Prof Yvonne T van der Schouw followed nearly 38,000 people in The Netherlands over 13 years, looking at tea and coffee consumption, and the impact on heart disease and strokes.

Neither tea nor coffee drinking reduced (or increased) the risk of stroke.

Coffee at the level of 2-4 cups/day cut the risk of heart disease by 20%, compared to drinking less or drinking more.

Drinking 3-6 cups of tea per day cut the risk of death from heart disease by 45%, compared to those drinking less than one cup/day.

Black tea (no milk) accounts for 78% of tea consumption in The Netherlands. This may be important as other studies suggest milk in tea may reduce the benefits.

People known to have heart disease at the start of the study were not included, so it is not clear if tea or coffee would be beneficial for existing sufferers.

The researchers suggest the findings for coffee may be influenced by a less healthy lifestyle, including a higher tendency to smoke, compared to tea drinkers.

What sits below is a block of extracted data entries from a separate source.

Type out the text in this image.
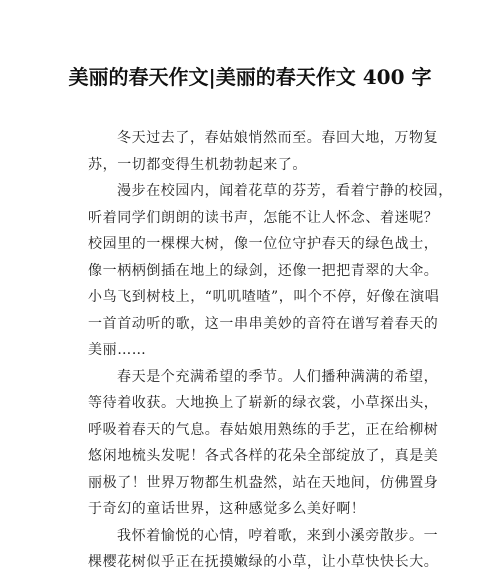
美丽的春天作文|美丽的春天作文 400 字
冬天过去了，春姑娘悄然而至。春回大地，万物复
苏，一切都变得生机勃勃起来了。
漫步在校园内，闻着花草的芬芳，看着宁静的校园，
听着同学们朗朗的读书声，怎能不让人怀念、着迷呢？
校园里的一棵棵大树，像一位位守护春天的绿色战士，
像一柄柄倒插在地上的绿剑，还像一把把青翠的大伞。
小鸟飞到树枝上，“叽叽喳喳”，叫个不停，好像在演唱
一首首动听的歌，这一串串美妙的音符在谱写着春天的
美丽……
春天是个充满希望的季节。人们播种满满的希望，
等待着收获。大地换上了崭新的绿衣裳，小草探出头，
呼吸着春天的气息。春姑娘用熟练的手艺，正在给柳树
悠闲地梳头发呢！各式各样的花朵全部绽放了，真是美
丽极了！世界万物都生机盎然，站在天地间，仿佛置身
于奇幻的童话世界，这种感觉多么美好啊！
我怀着愉悦的心情，哼着歌，来到小溪旁散步。一
棵樱花树似乎正在抚摸嫩绿的小草，让小草快快长大。
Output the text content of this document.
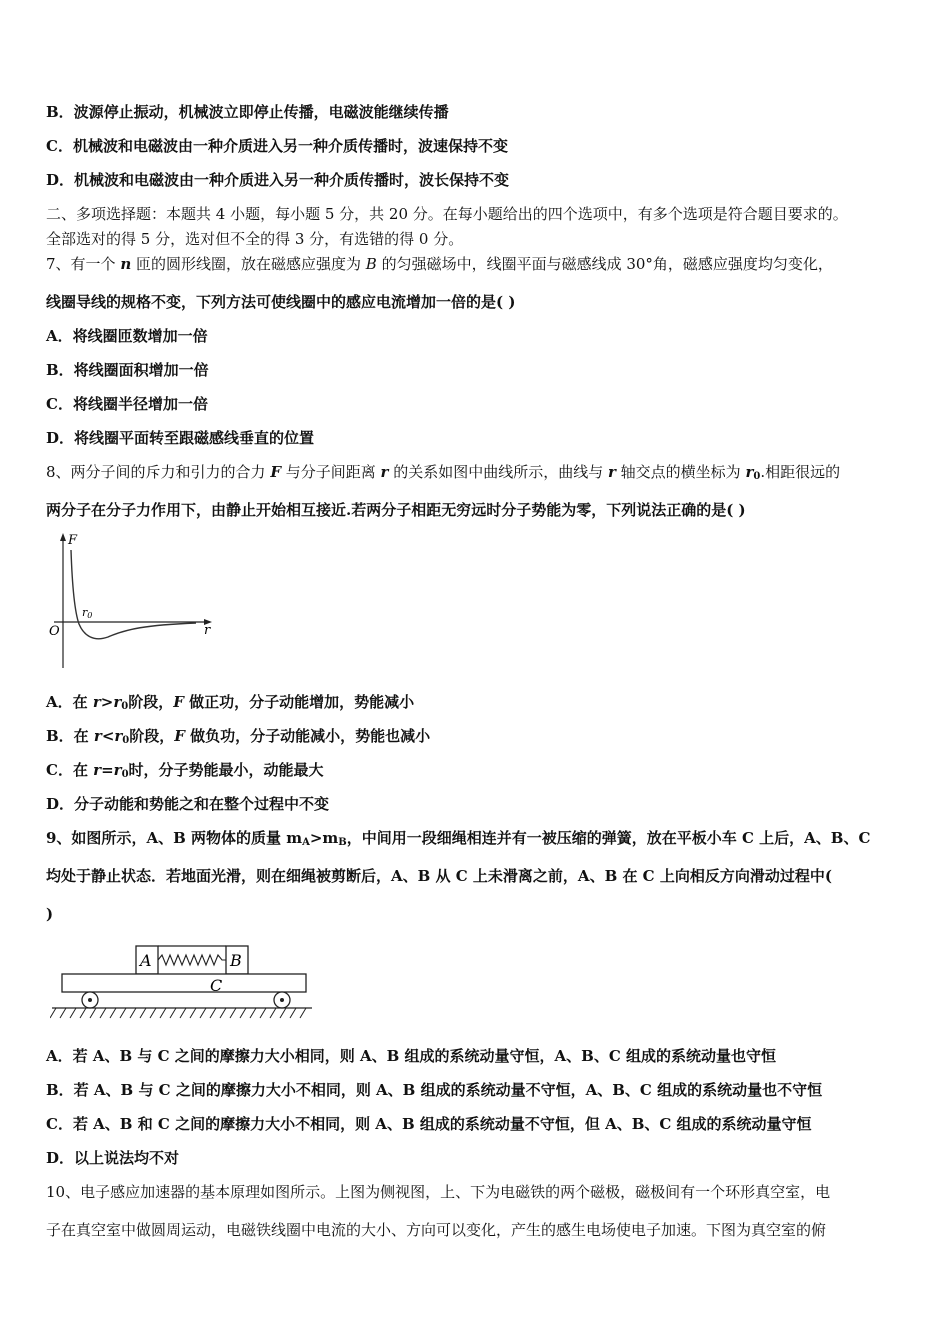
B．波源停止振动，机械波立即停止传播，电磁波能继续传播
C．机械波和电磁波由一种介质进入另一种介质传播时，波速保持不变
D．机械波和电磁波由一种介质进入另一种介质传播时，波长保持不变
二、多项选择题：本题共 4 小题，每小题 5 分，共 20 分。在每小题给出的四个选项中，有多个选项是符合题目要求的。
全部选对的得 5 分，选对但不全的得 3 分，有选错的得 0 分。
7、有一个 n 匝的圆形线圈，放在磁感应强度为 B 的匀强磁场中，线圈平面与磁感线成 30°角，磁感应强度均匀变化，
线圈导线的规格不变，下列方法可使线圈中的感应电流增加一倍的是( )
A．将线圈匝数增加一倍
B．将线圈面积增加一倍
C．将线圈半径增加一倍
D．将线圈平面转至跟磁感线垂直的位置
8、两分子间的斥力和引力的合力 F 与分子间距离 r 的关系如图中曲线所示，曲线与 r 轴交点的横坐标为 $r_0$.相距很远的
两分子在分子力作用下，由静止开始相互接近.若两分子相距无穷远时分子势能为零，下列说法正确的是( )
F
r
O
r0
A．在 $r>r_0$阶段，F 做正功，分子动能增加，势能减小
B．在 $r<r_0$阶段，F 做负功，分子动能减小，势能也减小
C．在 $r=r_0$时，分子势能最小，动能最大
D．分子动能和势能之和在整个过程中不变
9、如图所示，A、B 两物体的质量 $m_A>m_B$，中间用一段细绳相连并有一被压缩的弹簧，放在平板小车 C 上后，A、B、C
均处于静止状态．若地面光滑，则在细绳被剪断后，A、B 从 C 上未滑离之前，A、B 在 C 上向相反方向滑动过程中(
)
A	B
C
A．若 A、B 与 C 之间的摩擦力大小相同，则 A、B 组成的系统动量守恒，A、B、C 组成的系统动量也守恒
B．若 A、B 与 C 之间的摩擦力大小不相同，则 A、B 组成的系统动量不守恒，A、B、C 组成的系统动量也不守恒
C．若 A、B 和 C 之间的摩擦力大小不相同，则 A、B 组成的系统动量不守恒，但 A、B、C 组成的系统动量守恒
D．以上说法均不对
10、电子感应加速器的基本原理如图所示。上图为侧视图，上、下为电磁铁的两个磁极，磁极间有一个环形真空室，电
子在真空室中做圆周运动，电磁铁线圈中电流的大小、方向可以变化，产生的感生电场使电子加速。下图为真空室的俯
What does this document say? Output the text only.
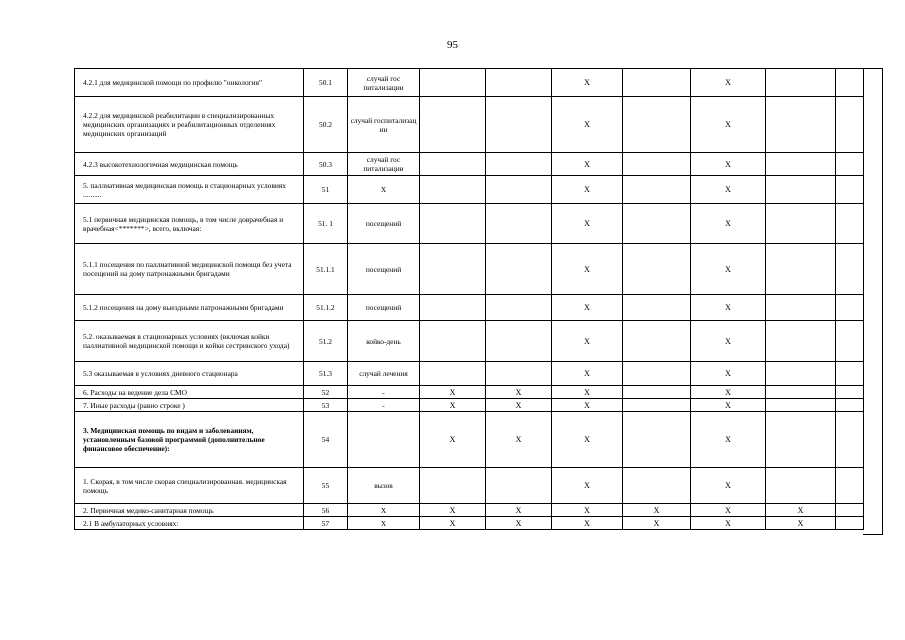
95
4.2.1 для медицинской помощи по профилю "онкология"	50.1	случай гос питализации			X		X		
4.2.2 для медицинской реабилитации в специализированных медицинских организациях и реабилитационных отделениях медицинских организаций	50.2	случай госпитализац ии			X		X		
4.2.3 высокотехнологичная медицинская помощь	50.3	случай гос питализации			X		X		
5. паллиативная медицинская помощь в стационарных условиях ..........	51	X			X		X		
5.1 первичная медицинская помощь, в том числе доврачебная и врачебная<*******>, всего, включая:	51. 1	посещений			X		X		
5.1.1 посещения по паллиативной медицинской помощи без учета посещений на дому патронажными бригадами	51.1.1	посещений			X		X		
5.1.2 посещения на дому выездными патронажными бригадами	51.1.2	посещений			X		X		
5.2. оказываемая в стационарных условиях (включая койки паллиативной медицинской помощи и койки сестринского ухода)	51.2	койко-день			X		X		
5.3 оказываемая в условиях дневного стационара	51.3	случай лечения			X		X		
6. Расходы на ведение дела СМО	52	-	X	X	X		X		
7. Иные расходы (равно строке )	53	-	X	X	X		X		
3. Медицинская помощь по видам и заболеваниям, установленным базовой программой (дополнительное финансовое обеспечение):	54		X	X	X		X		
1. Скорая, в том числе скорая специализированная. медицинская помощь	55	вызов			X		X		
2. Первичная медико-санитарная помощь	56	X	X	X	X	X	X	X	
2.1 В амбулаторных условиях:	57	X	X	X	X	X	X	X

June 19, 2010 Posted by | Coffee, CVD - cardiovascular disease, Health, Smoking, Stroke, Success, Tea, The Netherlands, Yvonne T van der Schouw | Leave a comment

Rheumatoid arthritis from tea?

Prof Christohper Collins reported on a study of over 75,000 US women aged 50-79 at the annual congress of EULAR (European League Against Rheumatoid Arthritis). The team found tea drinking was linked to an increased risk of rheumatoid arthritis (RA), whereas coffee drinking was not.

Women who drank tea had a 40% higher risk of RA compared to those who drank none. Women who drank 4 or more cups of tea per day had a nearly 80% higher risk than non-drinkers.

The team also checked on all kinds of coffee consumption (filtered/unfiltered, caffeinated/decaf) and did not find any significant link between any of these and RA.

The researchers were not able to determine whether there is any cause and effect mechanism in action between tea and RA.

June 18, 2010 Posted by | Arthritis, Christopher Collins, Coffee, Health, Success, Tea | Leave a comment

Green tea v eye disease.

Chi Pui Pang and others have concluded that green tea could protect the eye against oxidative damage.

The study, reported in the Journal of Agricultural and Food Chemistry, was in rats.

It found that different parts of the eye absorbed significant amounts of different catechins, the antioxidants in green tea.

The effect lasted for a considerable time and the team showed that harmful oxidateve stress in the eye was reduced for up to 20 hours.